Charitable status was granted in 1983. During this period the Archives were given office space at the National Council for Civil Liberties. From 1984 to 1989, the Hall-Carpenter Archives were housed in the London Lesbian and Gay Centre, and were staffed mainly by volunteers, who collected archives, journals and ephemera, indexed and sorted press cuttings, wrote publications and ran archival projects. Funding was provided by various grants, most notably from the Greater London Council. GLC funding was withdrawn in 1986, and despite approaches, no replacement funding was available, forcing the Archives to leave the LLGC. They were split into several parts, with the organisational archives, the journals and the ephemera being deposited in the Library of the London School of Economics and Political Science in 1988. The Hall-Carpenter Archives have continued to grow whilst at LSE Library, with new accessions every year, and remain a vital source for the history of lesbian and gay activism. For more information visit: The Hall-Carpenter Archives
Antony Grey, 6 October 1927 – 30 April 2010
Antony was born Anthony Edgar Gartside Wright in 1927. After graduating with a degree in history from Cambridge University in 1948, he worked briefly as a journalist on The Yorkshire Post before moving to London in 1949 to work first for the British Iron and Steel Federation and later (from 1961) for the London Press Exchange.
Antony was one of the earliest voluntary helpers of the Homosexual Law Reform Society (founded 1958) and campaigned tirelessly for the law reforms advocated by the Government-appointed Wolfenden Committee’s report (1957), writing many articles, making numerous speeches to interested groups, lobbying MPs, and organising action to promote the passage of the (Arran/Abse) Sexual Offences Bill through Parliament until it became law in 1967.
This document, taken from first minute book of the HLRS, records his offer in 1962 to take up the secretaryship of the HLRS. The offer was accepted, and Grey remained as secretary first of the HLRS and then of its successor body, the Sexual Law Reform Society, until the 1970s. He also became secretary, and later director, of HLRS’s sister charity, the counselling and research organisation Albany Trust.

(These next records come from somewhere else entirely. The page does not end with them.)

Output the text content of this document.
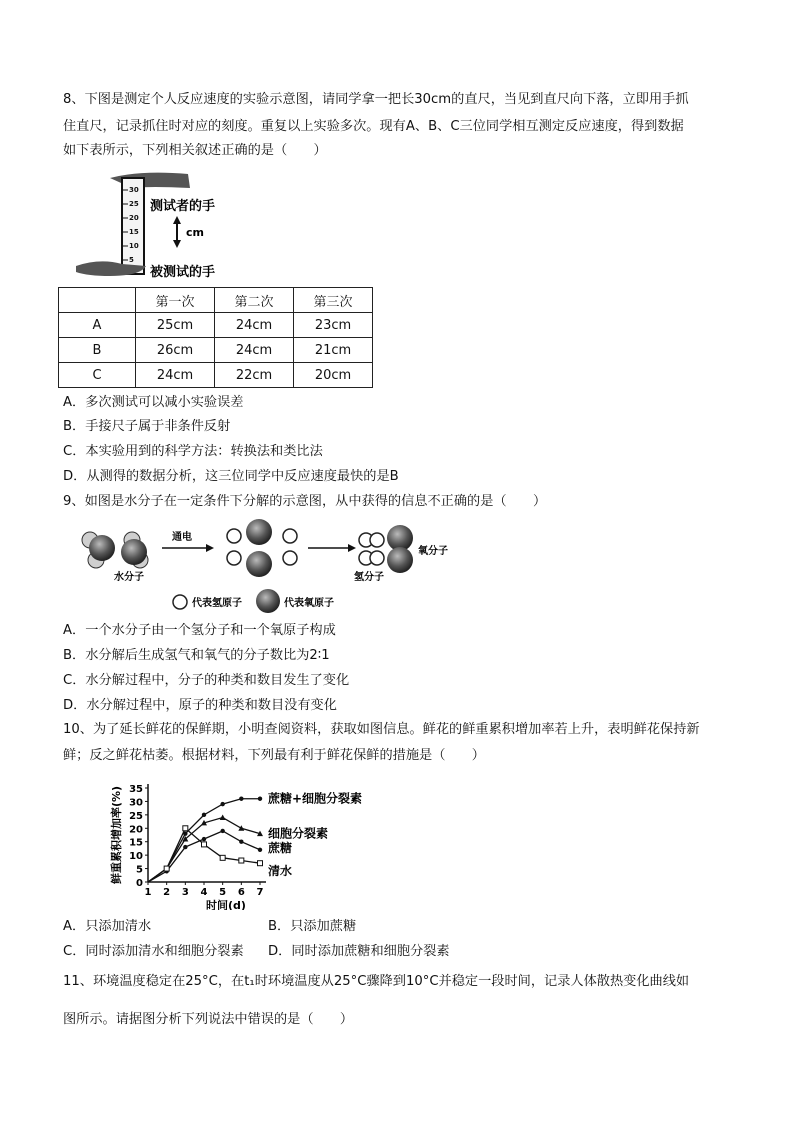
8、下图是测定个人反应速度的实验示意图，请同学拿一把长30cm的直尺，当见到直尺向下落，立即用手抓
住直尺，记录抓住时对应的刻度。重复以上实验多次。现有A、B、C三位同学相互测定反应速度，得到数据
如下表所示，下列相关叙述正确的是（　　）
30
25
20
15
10
5
测试者的手
cm
被测试的手
	第一次	第二次	第三次
A	25cm	24cm	23cm
B	26cm	24cm	21cm
C	24cm	22cm	20cm
A．多次测试可以减小实验误差
B．手接尺子属于非条件反射
C．本实验用到的科学方法：转换法和类比法
D．从测得的数据分析，这三位同学中反应速度最快的是B
9、如图是水分子在一定条件下分解的示意图，从中获得的信息不正确的是（　　）
水分子
通电
氢分子
氧分子
代表氢原子	代表氧原子
A．一个水分子由一个氢分子和一个氧原子构成
B．水分解后生成氢气和氧气的分子数比为2∶1
C．水分解过程中，分子的种类和数目发生了变化
D．水分解过程中，原子的种类和数目没有变化
10、为了延长鲜花的保鲜期，小明查阅资料，获取如图信息。鲜花的鲜重累积增加率若上升，表明鲜花保持新
鲜；反之鲜花枯萎。根据材料，下列最有利于鲜花保鲜的措施是（　　）
0
5
10
15
20
25
30
35
1 2 3 4 5 6 7
蔗糖+细胞分裂素
细胞分裂素
蔗糖
清水
鲜重累积增加率(%)
时间(d)
A．只添加清水	B．只添加蔗糖
C．同时添加清水和细胞分裂素 D．同时添加蔗糖和细胞分裂素
11、环境温度稳定在25°C，在t₁时环境温度从25°C骤降到10°C并稳定一段时间，记录人体散热变化曲线如
图所示。请据图分析下列说法中错误的是（　　）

Following his retirement from the Albany Trust in 1977, Antony continued to be involved in counselling and training work, and was for some years a member of the executive committee of the British Association for Counselling. In 1998 he was awarded the Pink Paper Lifetime Achievement Award.
Antony left a substantial archive documenting his life and work, and his papers now form part of the Hall-Carpenter Archives at the Library of the London School of Economics and Political Science.
Letter from Sue Donnelly, Head of Archives and Special Collections
In 1989 I started work as an archivist at LSE. About a month after I arrived the then Archivist took me into one of our storage areas and presented me to the boxes and boxes of the Hall-Carpenter Archives recently transferred from the London Lesbian and Gay Centre. Nothing in my archive training in the mid-1980s or my first professional post cataloguing the papers of the first Duke of Wellington had taught me about the archives of sexuality or alternative archives of any kind. I decided that I would treat them as I would any other collection – I rolled up my sleeves and set about producing a cataloguing. I found myself recording a history that was never taught at school or university. Today the LSE Archive Catalogue has over 8000 records relating to the work of LGBT organisations and individuals.
Since then I found myself learning more and more about LGBT history and activism and become involved in a growing interest in LGBT history across the UK. In the past 20 years more archives have come to light, we’ve developed workshops for students and the public and seen the growth of LGBT history month. Currently the UK Heritage Lottery Fund is supporting a number of oral history projects by LGBT community groups.
For a straight woman with a background in social and political history it has been a fascinating journey I’ve been privileged to take along with many others and I have become convinced that this is a history for everyone.